I still love this drama as much as I did after the first episode, and even though it has some pretty obvious flaws, I’m willing to overlook them since the emotional draw is so darn good. The drama seems to be sacrificing some logic and continuity (well, aside from the main character being a robot capable of human emotion) in order to focus on issues like the human condition, and as long as I’m prepared for those sorts of trade-offs early on, I’m generally willing to go along with them and just enjoy the ride. So we’ll just ignore things like the fact that a truck going that fast would do more than put Shin in a coma… it would quite literally flatten a man, and even if he did survive, he certainly wouldn’t be stable enough to be moved to someone’s home the next day. He definitely would not still have his pretty face intact.

I didn’t really comment on So-bong as a character before, because I wanted to get a more comprehensive sense of her personality besides her being an opportunistic liar. She’s portrayed as cute and somehow likable despite her willingness to sell out a celebrity for money, but I appreciate that the show doesn’t let her immoral behavior slide just because she’s adorable. She’s definitely shown to have deserved what she got, and even her Dad, who previously doted on her and defended her, now openly shows how disappointed he is in her and even calls her trash. But So-bong is scrappy and tough, and she’s not afraid of confrontation, which is an admirable quality. Still, I like that So-bong is flawed and irrational and angry, because it gives her character a direction to grow in, and I’m looking forward to Nam Shin-III teaching So-bong to be more, well, human.

One thing I wasn’t expecting from this show was bromance, but I really love the energy between Young-hoon and Nam Shin-III. Young-hoon knows Shin very well, but he definitely doesn’t like him, and you can already tell that he’s starting to like Nam Shin-III. That little moment when Young-hoon smiled, and Nam Shin-III smiled back at him, was absolutely perfect. It wasn’t too much for this stage of their friendship, and it showed that there’s respect growing between them, and the potential for a wonderful friendship. Nam Shin-III has never had a male friend of roughly his own age, and I think I’m going to like seeing him making a friend as much as I’m going to enjoy watching him discovering romance.

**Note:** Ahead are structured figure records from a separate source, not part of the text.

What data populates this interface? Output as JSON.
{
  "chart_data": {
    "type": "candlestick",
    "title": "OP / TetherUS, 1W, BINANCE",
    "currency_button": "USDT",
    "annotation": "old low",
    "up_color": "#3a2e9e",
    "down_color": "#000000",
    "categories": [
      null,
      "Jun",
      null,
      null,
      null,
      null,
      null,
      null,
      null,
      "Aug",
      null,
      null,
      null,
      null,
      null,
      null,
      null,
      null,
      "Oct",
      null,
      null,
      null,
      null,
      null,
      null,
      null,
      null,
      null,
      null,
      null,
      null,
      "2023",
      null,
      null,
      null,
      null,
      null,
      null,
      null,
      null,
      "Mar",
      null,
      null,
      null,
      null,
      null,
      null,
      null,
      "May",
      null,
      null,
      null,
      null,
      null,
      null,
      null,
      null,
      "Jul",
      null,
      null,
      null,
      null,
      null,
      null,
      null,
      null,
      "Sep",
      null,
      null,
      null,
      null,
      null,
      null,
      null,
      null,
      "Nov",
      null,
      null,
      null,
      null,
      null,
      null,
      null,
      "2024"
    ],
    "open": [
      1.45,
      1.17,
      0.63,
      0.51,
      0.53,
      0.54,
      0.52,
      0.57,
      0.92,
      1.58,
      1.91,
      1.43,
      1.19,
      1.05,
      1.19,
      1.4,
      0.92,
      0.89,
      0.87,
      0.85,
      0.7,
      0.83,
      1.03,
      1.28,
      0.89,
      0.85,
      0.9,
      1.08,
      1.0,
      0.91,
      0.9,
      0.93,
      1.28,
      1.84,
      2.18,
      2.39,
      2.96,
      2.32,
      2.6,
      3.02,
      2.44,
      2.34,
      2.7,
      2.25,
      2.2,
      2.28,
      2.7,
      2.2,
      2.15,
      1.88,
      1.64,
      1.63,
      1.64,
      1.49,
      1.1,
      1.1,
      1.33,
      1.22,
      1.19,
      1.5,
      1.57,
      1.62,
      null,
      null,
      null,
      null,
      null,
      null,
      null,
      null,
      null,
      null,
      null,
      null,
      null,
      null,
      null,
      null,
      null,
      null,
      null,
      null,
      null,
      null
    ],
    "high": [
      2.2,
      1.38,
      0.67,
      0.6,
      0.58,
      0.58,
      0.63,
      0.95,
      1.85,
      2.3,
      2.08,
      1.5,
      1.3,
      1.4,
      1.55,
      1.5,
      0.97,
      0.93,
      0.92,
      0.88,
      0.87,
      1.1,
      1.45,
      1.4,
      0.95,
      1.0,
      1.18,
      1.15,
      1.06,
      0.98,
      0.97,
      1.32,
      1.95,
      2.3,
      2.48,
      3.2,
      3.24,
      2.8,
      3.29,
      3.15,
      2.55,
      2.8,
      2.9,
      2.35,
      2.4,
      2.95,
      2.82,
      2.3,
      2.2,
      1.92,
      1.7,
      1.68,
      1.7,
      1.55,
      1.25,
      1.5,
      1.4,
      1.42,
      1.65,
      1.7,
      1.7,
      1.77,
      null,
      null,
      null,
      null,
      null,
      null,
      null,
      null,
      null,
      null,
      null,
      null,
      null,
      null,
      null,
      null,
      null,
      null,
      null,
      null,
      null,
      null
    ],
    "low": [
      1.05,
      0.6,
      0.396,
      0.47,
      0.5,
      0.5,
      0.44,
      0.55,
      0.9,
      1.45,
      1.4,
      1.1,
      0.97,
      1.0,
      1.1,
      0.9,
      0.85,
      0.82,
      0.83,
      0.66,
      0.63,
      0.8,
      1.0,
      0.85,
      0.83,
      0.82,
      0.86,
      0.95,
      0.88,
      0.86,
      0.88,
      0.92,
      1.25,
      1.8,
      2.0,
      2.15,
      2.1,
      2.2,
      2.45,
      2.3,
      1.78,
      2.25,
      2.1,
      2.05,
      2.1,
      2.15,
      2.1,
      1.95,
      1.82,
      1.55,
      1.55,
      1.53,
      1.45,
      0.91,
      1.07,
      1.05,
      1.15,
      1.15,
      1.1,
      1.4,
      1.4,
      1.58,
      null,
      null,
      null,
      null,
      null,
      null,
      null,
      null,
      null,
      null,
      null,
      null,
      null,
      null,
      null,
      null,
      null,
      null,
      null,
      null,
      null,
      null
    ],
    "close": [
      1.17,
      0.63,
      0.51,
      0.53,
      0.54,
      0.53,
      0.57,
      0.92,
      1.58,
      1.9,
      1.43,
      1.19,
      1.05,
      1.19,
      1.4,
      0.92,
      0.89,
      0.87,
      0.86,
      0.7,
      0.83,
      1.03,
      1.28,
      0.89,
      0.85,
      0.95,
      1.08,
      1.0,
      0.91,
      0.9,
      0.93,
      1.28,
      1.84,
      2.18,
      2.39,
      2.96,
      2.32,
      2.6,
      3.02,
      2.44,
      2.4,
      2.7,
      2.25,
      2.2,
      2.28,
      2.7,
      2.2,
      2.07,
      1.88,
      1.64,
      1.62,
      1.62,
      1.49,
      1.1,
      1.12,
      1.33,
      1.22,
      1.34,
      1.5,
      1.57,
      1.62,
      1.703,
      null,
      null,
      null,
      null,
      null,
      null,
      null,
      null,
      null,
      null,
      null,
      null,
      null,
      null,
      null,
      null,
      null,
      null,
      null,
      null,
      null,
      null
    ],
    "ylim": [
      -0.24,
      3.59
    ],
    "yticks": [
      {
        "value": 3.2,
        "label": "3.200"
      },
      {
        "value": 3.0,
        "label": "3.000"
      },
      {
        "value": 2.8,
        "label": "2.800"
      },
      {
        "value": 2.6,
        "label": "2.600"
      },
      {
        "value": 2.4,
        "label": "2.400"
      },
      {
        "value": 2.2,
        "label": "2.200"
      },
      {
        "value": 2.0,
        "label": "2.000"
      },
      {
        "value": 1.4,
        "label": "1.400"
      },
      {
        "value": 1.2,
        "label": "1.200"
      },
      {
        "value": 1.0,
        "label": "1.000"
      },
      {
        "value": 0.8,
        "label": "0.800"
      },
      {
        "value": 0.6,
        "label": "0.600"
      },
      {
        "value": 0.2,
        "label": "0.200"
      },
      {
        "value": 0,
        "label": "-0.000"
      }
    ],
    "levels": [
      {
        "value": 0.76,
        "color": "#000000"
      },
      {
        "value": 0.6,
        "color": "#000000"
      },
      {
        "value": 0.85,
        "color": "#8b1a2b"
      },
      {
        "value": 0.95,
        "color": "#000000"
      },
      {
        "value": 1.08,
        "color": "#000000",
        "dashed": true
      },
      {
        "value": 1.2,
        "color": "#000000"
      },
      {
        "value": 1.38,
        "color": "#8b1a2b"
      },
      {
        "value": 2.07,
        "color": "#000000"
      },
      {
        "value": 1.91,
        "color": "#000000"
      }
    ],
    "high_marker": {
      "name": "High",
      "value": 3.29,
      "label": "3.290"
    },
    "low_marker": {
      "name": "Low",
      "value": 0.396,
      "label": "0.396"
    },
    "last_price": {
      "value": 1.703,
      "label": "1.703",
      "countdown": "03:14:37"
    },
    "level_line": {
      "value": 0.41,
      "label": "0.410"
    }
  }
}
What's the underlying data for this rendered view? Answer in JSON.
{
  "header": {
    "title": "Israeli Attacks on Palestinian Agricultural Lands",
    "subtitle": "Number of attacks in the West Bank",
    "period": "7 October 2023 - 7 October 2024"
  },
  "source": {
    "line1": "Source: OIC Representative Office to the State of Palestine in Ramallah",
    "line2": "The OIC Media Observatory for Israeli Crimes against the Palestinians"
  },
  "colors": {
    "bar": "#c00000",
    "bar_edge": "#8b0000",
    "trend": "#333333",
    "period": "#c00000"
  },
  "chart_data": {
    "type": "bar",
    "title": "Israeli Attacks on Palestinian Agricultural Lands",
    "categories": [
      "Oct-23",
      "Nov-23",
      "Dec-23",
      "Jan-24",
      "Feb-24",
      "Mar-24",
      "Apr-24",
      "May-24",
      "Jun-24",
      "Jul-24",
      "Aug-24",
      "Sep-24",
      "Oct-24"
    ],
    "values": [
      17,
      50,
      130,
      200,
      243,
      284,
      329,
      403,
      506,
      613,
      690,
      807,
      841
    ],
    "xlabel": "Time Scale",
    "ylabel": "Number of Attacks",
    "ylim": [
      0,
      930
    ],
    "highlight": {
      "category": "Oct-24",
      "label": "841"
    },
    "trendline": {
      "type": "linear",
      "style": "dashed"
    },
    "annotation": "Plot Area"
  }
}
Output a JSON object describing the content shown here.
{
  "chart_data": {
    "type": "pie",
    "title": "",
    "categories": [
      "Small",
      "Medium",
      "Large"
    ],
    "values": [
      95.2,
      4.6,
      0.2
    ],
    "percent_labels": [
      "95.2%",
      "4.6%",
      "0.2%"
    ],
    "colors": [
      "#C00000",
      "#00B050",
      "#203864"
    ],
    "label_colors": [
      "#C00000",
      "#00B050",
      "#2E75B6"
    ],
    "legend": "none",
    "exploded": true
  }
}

I’m still just as impressed with Seo Kang-joon’s acting here, which is such a pleasant surprise. I thought he did a great job in the first episode distinguishing Shin from Nam Shin-III through his expressions and body language, but he stepped up his game in this episode by perfectly portraying Nam Shin-III-as-Shin. He had Shin’s smirk and swagger down to a tee, but whenever he dropped the facade to just be Nam Shin-III, it was a subtle but startling transformation. And more than once in this hour I found myself thinking, “Wow, Nam Shin-III does such a good impression of Shin!” before remembering that it’s the same actor, and not really someone else pretending to be Shin.

I expect that part of Nam Shin-III’s story will involve his discovery that he’s not Ro-ra’s son the same way Shin is, and that he will struggle with the knowledge that she doesn’t love him the way she loves the son she gave birth to. But Ro-ra created Nam Shin-III and lived with him for twenty years, more than twice as long as she knew and lived with Shin, and she must have developed a mother’s love for him, as well. I hope the show addresses the fact that Nam Shin-III is also Ro-ra’s son — he’s every bit her creation, in some ways even more so than Shin, and loving Shin doesn’t mean that she doesn’t also love Nam Shin-III as a son.